You need to do two things:

  1. Delete the main hadoop storage directory from every node. This directory is defined by the hadoop.tmp.dir property in your hdfs-site.xml.

  2. Reformat the namenode:

hadoop namenode -format

If you only do (2), it will only remove the metadata stored by the namenode, but won't get rid of all the temporary storage and datanode blocks.

comments:

deleting main hadoop storage directory from every single node is not feasible!

Other Answer3

hdfs dfs -rm -r "/*"

(the old answer was deprecated)

comments:

I get a delete failed error when I try this, I can delete subdirectories, but not the root
hdfs dfs -rmr is now deprecated and also won't work for /. You should try hdfs dfs -rm -r "/*" instead.

Other Answer4

You may issue

hadoop fs -rmr /

This would delete all directories and sub-directories under DFS.
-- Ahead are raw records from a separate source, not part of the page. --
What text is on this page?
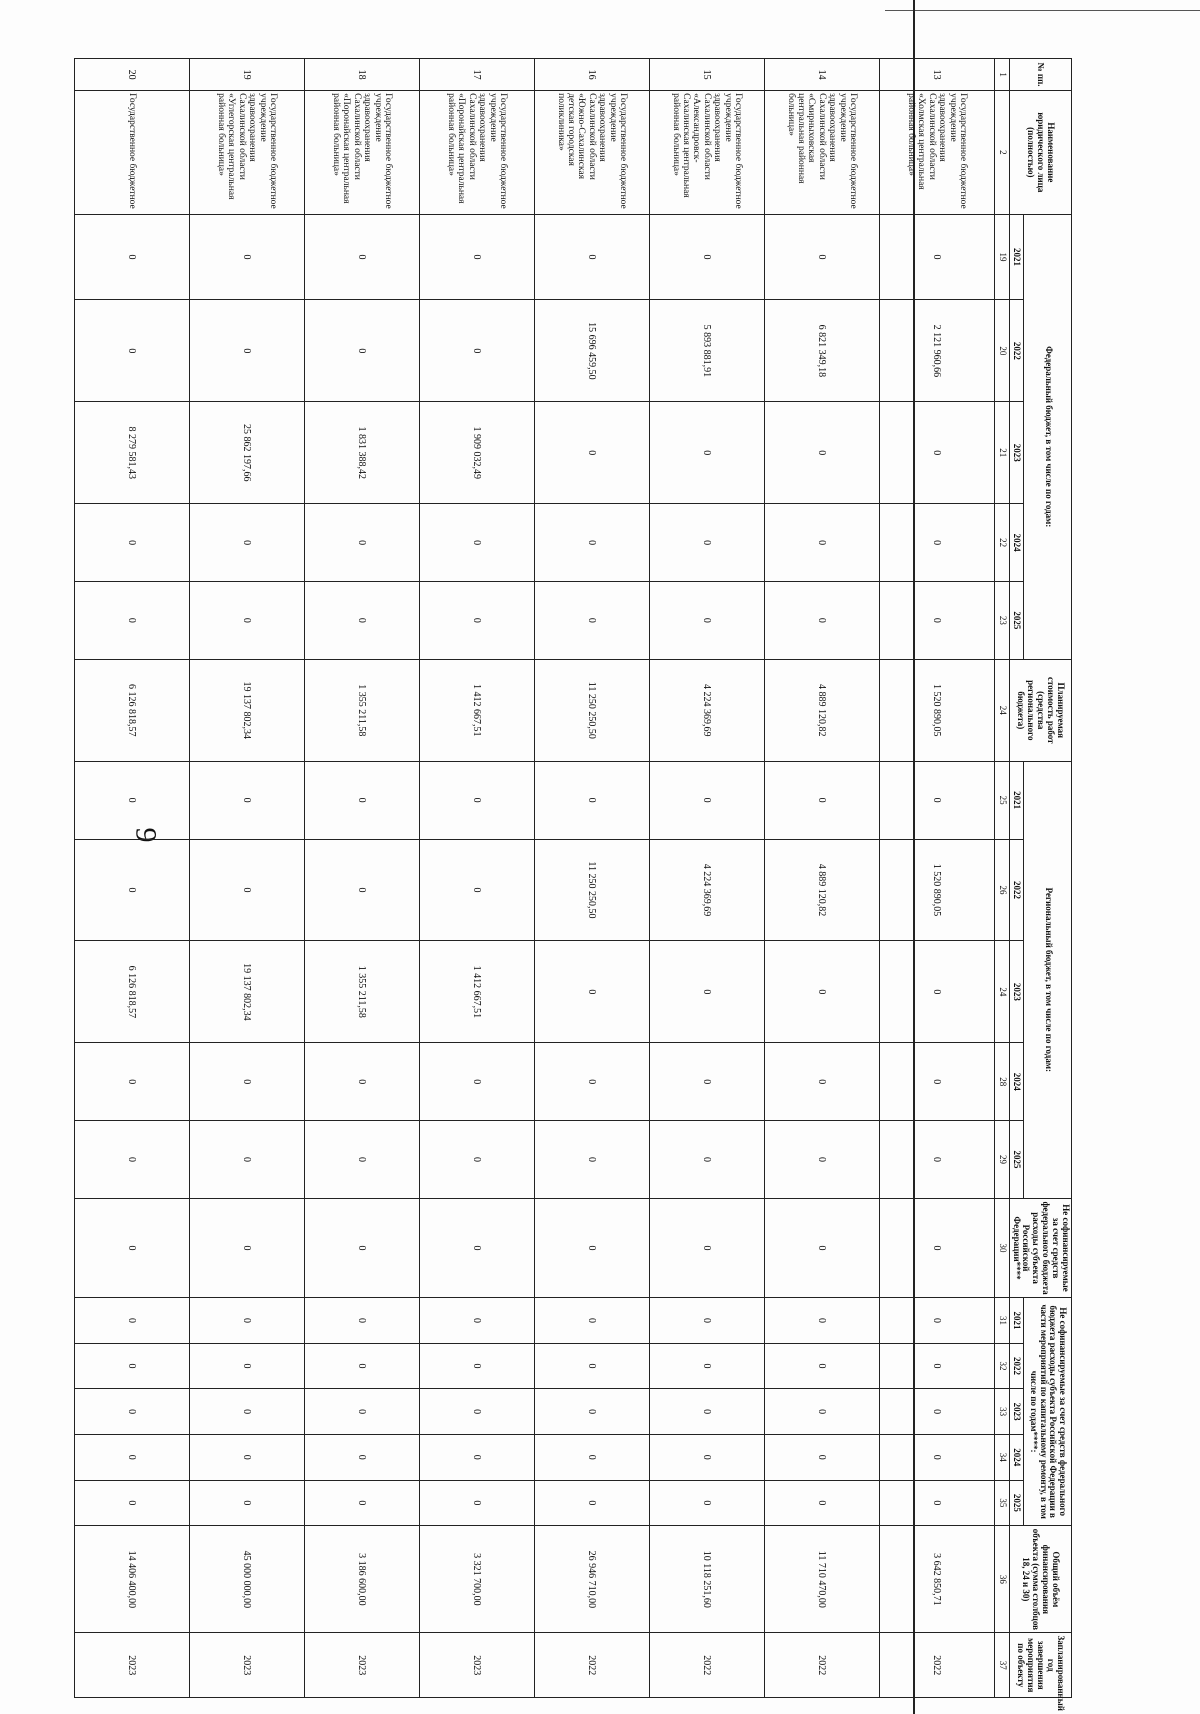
9
№ пп.	Наименование юридического лица (полностью)	Федеральный бюджет, в том числе по годам:					Планируемая стоимость работ (средства регионального бюджета)	Региональный бюджет, в том числе по годам:					Не софинансируемые за счет средств федерального бюджета расходы субъекта Российской Федерации****	Не софинансируемые за счет средств федерального бюджета расходы субъекта Российской Федерации в части мероприятий по капитальному ремонту, в том числе по годам****:					Общий объём финансирования объекта (сумма столбцов 18, 24 и 30)	Запланированный год завершения мероприятия по объекту
		2021	2022	2023	2024	2025		2021	2022	2023	2024	2025		2021	2022	2023	2024	2025		
1	2	19	20	21	22	23	24	25	26	24	28	29	30	31	32	33	34	35	36	37
13	Государственное бюджетное учреждение здравоохранения Сахалинской области «Холмская центральная районная больница»	0	2 121 960,66	0	0	0	1 520 890,05	0	1 520 890,05	0	0	0	0	0	0	0	0	0	3 642 850,71	2022
14	Государственное бюджетное учреждение здравоохранения Сахалинской области «Смирныховская центральная районная больница»	0	6 821 349,18	0	0	0	4 889 120,82	0	4 889 120,82	0	0	0	0	0	0	0	0	0	11 710 470,00	2022
15	Государственное бюджетное учреждение здравоохранения Сахалинской области «Александровск-Сахалинская центральная районная больница»	0	5 893 881,91	0	0	0	4 224 369,69	0	4 224 369,69	0	0	0	0	0	0	0	0	0	10 118 251,60	2022
16	Государственное бюджетное учреждение здравоохранения Сахалинской области «Южно-Сахалинская детская городская поликлиника»	0	15 696 459,50	0	0	0	11 250 250,50	0	11 250 250,50	0	0	0	0	0	0	0	0	0	26 946 710,00	2022
17	Государственное бюджетное учреждение здравоохранения Сахалинской области «Поронайская центральная районная больница»	0	0	1 909 032,49	0	0	1 412 667,51	0	0	1 412 667,51	0	0	0	0	0	0	0	0	3 321 700,00	2023
18	Государственное бюджетное учреждение здравоохранения Сахалинской области «Поронайская центральная районная больница»	0	0	1 831 388,42	0	0	1 355 211,58	0	0	1 355 211,58	0	0	0	0	0	0	0	0	3 186 600,00	2023
19	Государственное бюджетное учреждение здравоохранения Сахалинской области «Углегорская центральная районная больница»	0	0	25 862 197,66	0	0	19 137 802,34	0	0	19 137 802,34	0	0	0	0	0	0	0	0	45 000 000,00	2023
20	Государственное бюджетное	0	0	8 279 581,43	0	0	6 126 818,57	0	0	6 126 818,57	0	0	0	0	0	0	0	0	14 406 400,00	2023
Another option is to stop your cluster and then issue:

hadoop namenode -format

This would erase all contents on DFS, and then start the cluster again.

Other Answer5

So this is what I have had to do in the past.

1. Navigate to your hadoop directory on your NameNode, then stop all the hadoop processes. By running the default stop-all script. This will also stop DFS. e.g.

cd myhadoopdirectory
bin/stop-all.sh

2. Now On every machine in your cluster (Namenodes, JobTrackers, datanodes etc.) delete all files in your main hadoop storage mine is set to the temp folder in the root folder. Yours can be found in the conf hdfs-site.xml file under hadoop.tmp.dir property e.g.

cd /temp/
rm -r *

3. Finally go back to your name node, and format it by going to your hadoop directory and running 'bin/hadoop namenode -format' e.g.

cd myhadoopdirectory
bin/hadoop namenode -format

4. Start up your cluster again by running the following command. It will also startup DFS again.

bin/start-all.sh

5. And it should work.

Other Answer6

  1. You need to call bin/stop-all.sh to stop dfs and mapreduce.
  2. Delete data dir which is configured in conf/hdfs-site.xml and conf/mapred-site.xml.
  3. Make sure that you have deleted some temporary files existing in /tmp dir.

After all above steps, you can call bin/hadoop namenode -format to regenerate a dfs.

Other Answer7

  1. Stop you cluster

    ${HADOOP_HOME}/bin/stop-mapred.sh

    ${HADOOP_HOME}/bin/stop-dfs.sh

    or if its pseudo distributed, simply issue:

    ${HADOOP_HOME}/bin/stop-all.sh

  2. Format your hdfs

    hadoop namenode -format